Il impose par ailleurs des droits de douane réciproques de 25 à 40 % à 14 pays, principalement de l’ASEAN

Le président américain  a déclaré lundi que les États-Unis étaient « proches de la signature d’un accord commercial » avec l’Inde, tout en annonçant de nouveaux droits de douane réciproques sur 14 pays — dont le Bangladesh, la Malaisie, le Japon, le Cambodge et la Corée du Sud — fixés entre 25 et 40 %, avertissant que tout contournement des règles ou toute mesure de représailles entraînerait des tarifs américains encore plus élevés.

L’Inde proposerait un accès substantiel au marché pour les produits américains dans la plupart des secteurs, à l’exception des domaines sensibles comme les produits laitiers et l’agriculture. En contrepartie, les États-Unis devraient accorder des droits de douane plus bas pour les secteurs à forte intensité de main-d’œuvre tels que le textile et la chaussure.

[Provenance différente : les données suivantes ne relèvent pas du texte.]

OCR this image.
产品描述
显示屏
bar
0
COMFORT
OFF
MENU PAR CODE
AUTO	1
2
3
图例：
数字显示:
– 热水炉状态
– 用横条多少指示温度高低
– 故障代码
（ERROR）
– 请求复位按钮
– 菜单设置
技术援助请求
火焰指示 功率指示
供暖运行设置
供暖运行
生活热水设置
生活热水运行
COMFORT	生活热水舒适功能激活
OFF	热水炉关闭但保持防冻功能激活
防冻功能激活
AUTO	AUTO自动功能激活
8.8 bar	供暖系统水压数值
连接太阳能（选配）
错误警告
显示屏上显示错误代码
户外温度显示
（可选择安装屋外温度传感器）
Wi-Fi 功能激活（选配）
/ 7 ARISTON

L’Inde dénonce les “deux poids, deux mesures” des États-Unis et de l’Europe

L’Inde a vivement critiqué les États-Unis et l’Union européenne, accusant ces pays de pratiquer des « doubles standards » dans leurs échanges avec la Russie, après que le président américain Donald Trump a menacé d’imposer des droits de douane plus élevés sur les produits indiens en raison des importations continues de pétrole russe par New Delhi.

« Les pays qui critiquent l’Inde commercent eux-mêmes avec la Russie », a déclaré le ministère indien des Affaires étrangères, ajoutant qu’« il est injustifié de cibler uniquement l’Inde ».

Le ministère a rappelé que l’Union européenne avait échangé pour 67,5 milliards d’euros avec la Russie en 2024, dont un record de 16,5 millions de tonnes de GNL importées. Les États-Unis, de leur côté, continueraient à importer de l’hexafluorure d’uranium russe pour le secteur nucléaire, ainsi que du palladium, des engrais et des produits chimiques.

L’Inde a importé environ 1,75 million de barils par jour entre janvier et juin 2025, soit une hausse de 1 % sur un an. L’UE, de son côté, a sanctionné en juillet la société indienne Nayara Energy, dont la majorité du capital est détenue par Rosneft (Russie).

New Delhi affirme ne pas reconnaître ces « sanctions unilatérales » et cite Henry Kissinger:

 « Être un ennemi de l’Amérique peut être dangereux, mais être un ami de l’Amérique est mortel. »

Selon des experts, les nouveaux tarifs américains pourraient provoquer une baisse de 30 % des exportations indiennes vers les États-Unis.